Well, it had gotten harder to live in this body, carry around the accumulation of loss. Lostness. Faye nodded knowingly. She understood life had threatened to cave in awhile. Now I had more to fix, from long ago. Further reinforce the structure. Let those remaining few pounds go. I didn’t need anymore a false sense of safety, nor excuses to drift through rather than engage fully in life.
“You can’t just have your legs and arms swinging as you hike and power walk. You must move from your middle, from that vital core.” She paused. “You know emotional injury and loss impacts our physical health. So now, work harder! You can go back to the gym when you have made enough progress.”
Maybe it ought to be clear to all that core muscles have to be kept conditioned in order to hold us up, to help propel us as well as better endure discomforts. And aging, which happens sooner than you ever think it will. To give internal organs room enough. Allow lungs to take in more oxygen and expel more CO2.

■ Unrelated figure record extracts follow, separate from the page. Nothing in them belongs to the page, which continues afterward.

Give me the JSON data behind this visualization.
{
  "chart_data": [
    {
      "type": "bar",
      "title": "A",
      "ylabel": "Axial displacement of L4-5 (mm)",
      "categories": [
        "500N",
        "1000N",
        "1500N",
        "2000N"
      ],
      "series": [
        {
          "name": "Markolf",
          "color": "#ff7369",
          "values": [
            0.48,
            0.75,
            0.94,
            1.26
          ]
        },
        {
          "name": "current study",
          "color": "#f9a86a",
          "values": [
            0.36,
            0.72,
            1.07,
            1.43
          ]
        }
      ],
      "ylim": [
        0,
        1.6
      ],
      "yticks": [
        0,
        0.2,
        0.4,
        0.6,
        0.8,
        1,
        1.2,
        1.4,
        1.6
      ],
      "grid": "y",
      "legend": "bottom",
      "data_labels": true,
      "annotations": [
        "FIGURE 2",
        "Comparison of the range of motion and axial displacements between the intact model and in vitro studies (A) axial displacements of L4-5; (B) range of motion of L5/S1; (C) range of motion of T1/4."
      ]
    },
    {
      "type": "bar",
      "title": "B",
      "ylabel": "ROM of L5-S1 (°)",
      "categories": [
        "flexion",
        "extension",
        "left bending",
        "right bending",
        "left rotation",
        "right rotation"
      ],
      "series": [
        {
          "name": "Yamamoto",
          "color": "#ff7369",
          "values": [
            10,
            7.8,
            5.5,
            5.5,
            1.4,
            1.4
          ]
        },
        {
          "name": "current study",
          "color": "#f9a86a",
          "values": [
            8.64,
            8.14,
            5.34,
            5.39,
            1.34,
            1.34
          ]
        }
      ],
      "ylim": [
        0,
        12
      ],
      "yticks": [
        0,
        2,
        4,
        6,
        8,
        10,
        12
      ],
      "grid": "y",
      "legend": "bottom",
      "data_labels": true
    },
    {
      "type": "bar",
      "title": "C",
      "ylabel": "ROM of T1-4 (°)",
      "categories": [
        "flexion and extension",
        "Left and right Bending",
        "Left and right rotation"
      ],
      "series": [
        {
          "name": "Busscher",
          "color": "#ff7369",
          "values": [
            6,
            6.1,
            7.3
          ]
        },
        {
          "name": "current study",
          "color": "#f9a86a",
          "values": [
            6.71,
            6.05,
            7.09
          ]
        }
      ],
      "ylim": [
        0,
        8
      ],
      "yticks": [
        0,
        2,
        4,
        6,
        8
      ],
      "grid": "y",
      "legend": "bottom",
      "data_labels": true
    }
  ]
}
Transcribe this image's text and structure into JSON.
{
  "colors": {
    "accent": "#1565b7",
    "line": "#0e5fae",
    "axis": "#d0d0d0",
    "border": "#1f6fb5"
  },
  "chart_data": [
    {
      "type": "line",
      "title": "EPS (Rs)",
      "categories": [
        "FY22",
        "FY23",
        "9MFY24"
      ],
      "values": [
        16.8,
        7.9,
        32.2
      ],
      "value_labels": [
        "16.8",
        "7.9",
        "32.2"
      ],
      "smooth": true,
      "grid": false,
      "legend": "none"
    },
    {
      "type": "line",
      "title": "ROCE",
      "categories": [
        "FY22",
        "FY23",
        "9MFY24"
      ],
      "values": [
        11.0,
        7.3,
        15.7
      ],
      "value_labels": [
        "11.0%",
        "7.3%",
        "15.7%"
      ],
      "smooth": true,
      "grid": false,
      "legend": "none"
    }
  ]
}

So I do my isometric exercises daily. Crunches, leg extensions and lifts, and so on. They’re not so easy, still make muscles burn after over two weeks. It’s been years letting a slouch take hold, so it requires time now. Progress is liberating. I repeat rudimentaries: tuck in chin, lift chest, pull shoulders back. Gut tightened. I recall what it was to be a young dancer and figure skater, how it felt to move across the floor or ice with lightness. Power. I trained then to do what I loved. So now again: stand straight. Be at ease but strong as possible. Act like a peaceable warrior woman–“act as if” until the behavior follows the intention.

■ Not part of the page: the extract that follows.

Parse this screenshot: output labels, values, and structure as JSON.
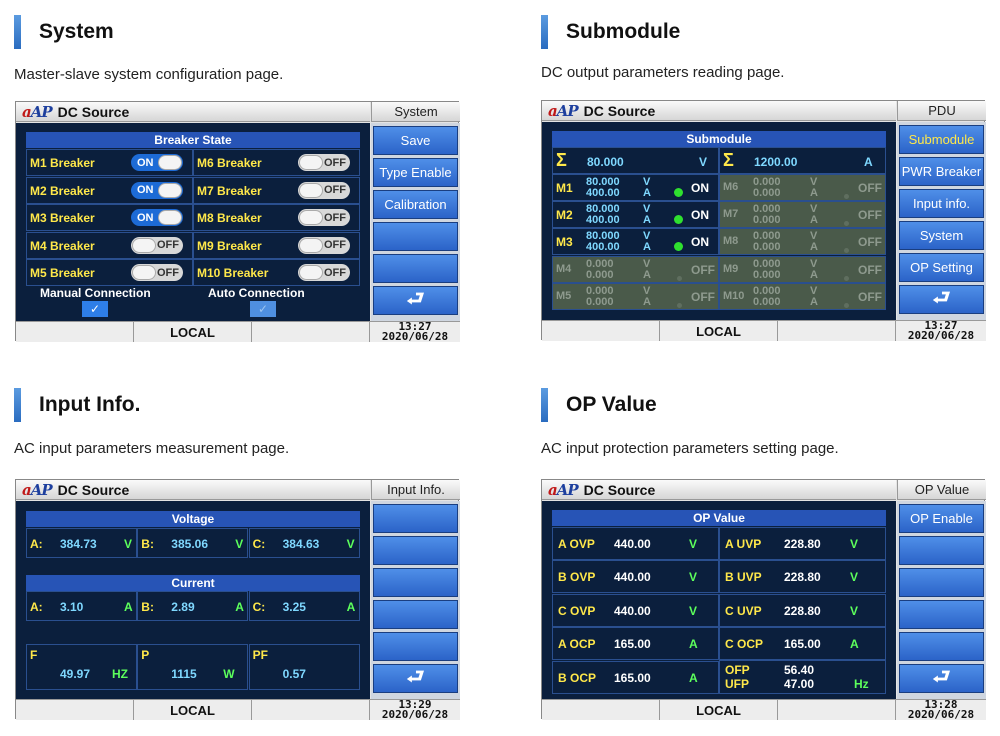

It’s how I want to live–as if I have all it takes. Humans are equipped with wellsprings and wisdom we often forget. If not convinced, reach out for aid. When weary, allow rest. When in pain, reinforce healing that body and soul already know is needed. When weakened by the vagaries of living, seek caring, drink good teas, find sustenance and camp out in serenity. Then organize resources and redouble efforts. Each day that is begun and ended God, my real energy source, is called upon. I already know this can save me from myself. Make manageable multiple losses. God can certainly help me develop that deep core to propel me the rest of the way through life.